- Two hundred and twenty-five members of the House of Representatives are urging CMS to postpone this week’s scheduled release of hospital star ratings, pending more details on the methodology used to determine the ratings.
- In an April 18 letter to CMS acting Administrator Andy Slavitt, the lawmakers warn that the star rating system, as currently devised, could hurt hospitals that perform more complex procedures or treat sicker or poorer patients by awarding them just one or two stars out of five.
- The letter follows a similar one signed by 60 senators last week.

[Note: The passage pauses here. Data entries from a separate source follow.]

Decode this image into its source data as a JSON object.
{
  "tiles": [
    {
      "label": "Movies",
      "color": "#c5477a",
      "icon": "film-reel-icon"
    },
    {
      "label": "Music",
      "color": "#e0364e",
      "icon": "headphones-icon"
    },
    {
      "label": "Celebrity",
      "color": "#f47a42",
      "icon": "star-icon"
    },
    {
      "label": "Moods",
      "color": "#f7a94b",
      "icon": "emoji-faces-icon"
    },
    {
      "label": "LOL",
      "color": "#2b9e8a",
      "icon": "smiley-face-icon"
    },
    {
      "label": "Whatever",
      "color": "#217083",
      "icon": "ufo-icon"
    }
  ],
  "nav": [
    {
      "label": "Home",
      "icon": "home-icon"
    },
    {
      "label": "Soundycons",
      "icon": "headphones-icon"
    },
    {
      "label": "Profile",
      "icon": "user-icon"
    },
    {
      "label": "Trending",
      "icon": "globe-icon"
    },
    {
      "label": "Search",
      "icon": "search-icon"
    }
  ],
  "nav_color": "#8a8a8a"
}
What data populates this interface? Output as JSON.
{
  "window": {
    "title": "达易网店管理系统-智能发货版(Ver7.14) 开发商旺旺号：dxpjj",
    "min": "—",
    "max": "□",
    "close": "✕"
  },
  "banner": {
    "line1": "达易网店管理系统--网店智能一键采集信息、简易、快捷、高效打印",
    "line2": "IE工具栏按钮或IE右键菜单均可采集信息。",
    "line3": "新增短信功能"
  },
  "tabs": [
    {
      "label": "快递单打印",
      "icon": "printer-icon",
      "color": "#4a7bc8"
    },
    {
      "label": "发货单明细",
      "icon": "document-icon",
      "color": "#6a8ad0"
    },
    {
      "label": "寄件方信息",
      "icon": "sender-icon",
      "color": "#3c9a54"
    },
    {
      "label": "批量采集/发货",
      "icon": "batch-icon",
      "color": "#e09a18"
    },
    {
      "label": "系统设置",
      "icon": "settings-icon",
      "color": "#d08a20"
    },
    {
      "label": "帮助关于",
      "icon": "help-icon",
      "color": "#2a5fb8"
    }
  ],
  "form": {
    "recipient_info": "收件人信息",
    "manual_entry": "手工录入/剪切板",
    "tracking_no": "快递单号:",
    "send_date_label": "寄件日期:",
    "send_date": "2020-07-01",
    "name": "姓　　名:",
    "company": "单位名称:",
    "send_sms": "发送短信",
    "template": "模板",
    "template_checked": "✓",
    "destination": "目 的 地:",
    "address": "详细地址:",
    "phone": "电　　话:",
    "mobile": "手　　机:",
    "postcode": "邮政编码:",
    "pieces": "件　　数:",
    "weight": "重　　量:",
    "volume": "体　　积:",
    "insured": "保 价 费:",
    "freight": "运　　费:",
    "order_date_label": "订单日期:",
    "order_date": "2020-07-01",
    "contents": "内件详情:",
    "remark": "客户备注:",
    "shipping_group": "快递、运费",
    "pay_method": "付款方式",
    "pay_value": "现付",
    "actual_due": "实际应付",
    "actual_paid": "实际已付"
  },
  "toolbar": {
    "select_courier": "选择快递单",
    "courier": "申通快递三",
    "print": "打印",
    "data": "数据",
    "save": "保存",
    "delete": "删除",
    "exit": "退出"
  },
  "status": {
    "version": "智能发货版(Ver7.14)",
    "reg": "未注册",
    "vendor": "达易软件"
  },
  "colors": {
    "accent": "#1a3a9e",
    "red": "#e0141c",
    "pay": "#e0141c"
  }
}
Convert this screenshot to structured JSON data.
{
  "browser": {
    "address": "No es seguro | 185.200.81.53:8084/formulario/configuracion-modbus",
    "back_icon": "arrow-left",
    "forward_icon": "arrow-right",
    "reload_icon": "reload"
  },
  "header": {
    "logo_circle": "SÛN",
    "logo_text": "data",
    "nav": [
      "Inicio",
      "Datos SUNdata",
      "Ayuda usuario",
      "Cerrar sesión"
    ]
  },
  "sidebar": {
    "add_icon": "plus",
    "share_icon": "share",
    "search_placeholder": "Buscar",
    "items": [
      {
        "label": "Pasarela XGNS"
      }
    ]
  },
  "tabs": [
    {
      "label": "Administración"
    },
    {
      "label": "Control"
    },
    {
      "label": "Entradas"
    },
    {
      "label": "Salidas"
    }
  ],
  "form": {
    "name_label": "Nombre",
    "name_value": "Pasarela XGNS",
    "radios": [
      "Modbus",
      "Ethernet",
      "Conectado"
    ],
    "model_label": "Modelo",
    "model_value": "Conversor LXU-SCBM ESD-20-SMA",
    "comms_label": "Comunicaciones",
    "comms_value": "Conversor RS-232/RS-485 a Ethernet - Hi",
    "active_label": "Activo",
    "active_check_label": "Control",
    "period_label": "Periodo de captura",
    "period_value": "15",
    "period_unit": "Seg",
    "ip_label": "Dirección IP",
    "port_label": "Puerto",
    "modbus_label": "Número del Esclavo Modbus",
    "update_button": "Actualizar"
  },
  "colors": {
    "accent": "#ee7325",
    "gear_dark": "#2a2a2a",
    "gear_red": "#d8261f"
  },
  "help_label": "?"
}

CMS’ star rating system, scheduled for an April 21 release, is meant to help consumers shop for the best hospital experience by identifying facilities with high quality of care and positive outcomes. But certain flaws in the system’s design weight it against teaching hospitals that treat patients from the lower end of the socioeconomic scale, as well as patients requiring more complicated procedures, the letter stated.
“We are concerned that the hospital star ratings, in their current form, may be unfairly masking quality or, possibly, over-weighting of patient experience measures and will therefore not help consumers make well-informed decisions about which hospitals to use,” the lawmakers wrote.
The representatives also complain that hospitals weren’t given sufficient information about the methodology used to determine the star ratings or the data used to derive that score. “We have heard from hospitals in our districts that they do not have the necessary data to replicate or evaluate CMS’ work to ensure that the methodology is accurate or fair,” the letter says.
Release of the star ratings should be delayed until the methodology can be scrutinized and the system’s impact on different types of hospitals assessed, the lawmakers concluded. To determine the accuracy of the ratings, they also want CMS to be more transparent about how it calculates ratings.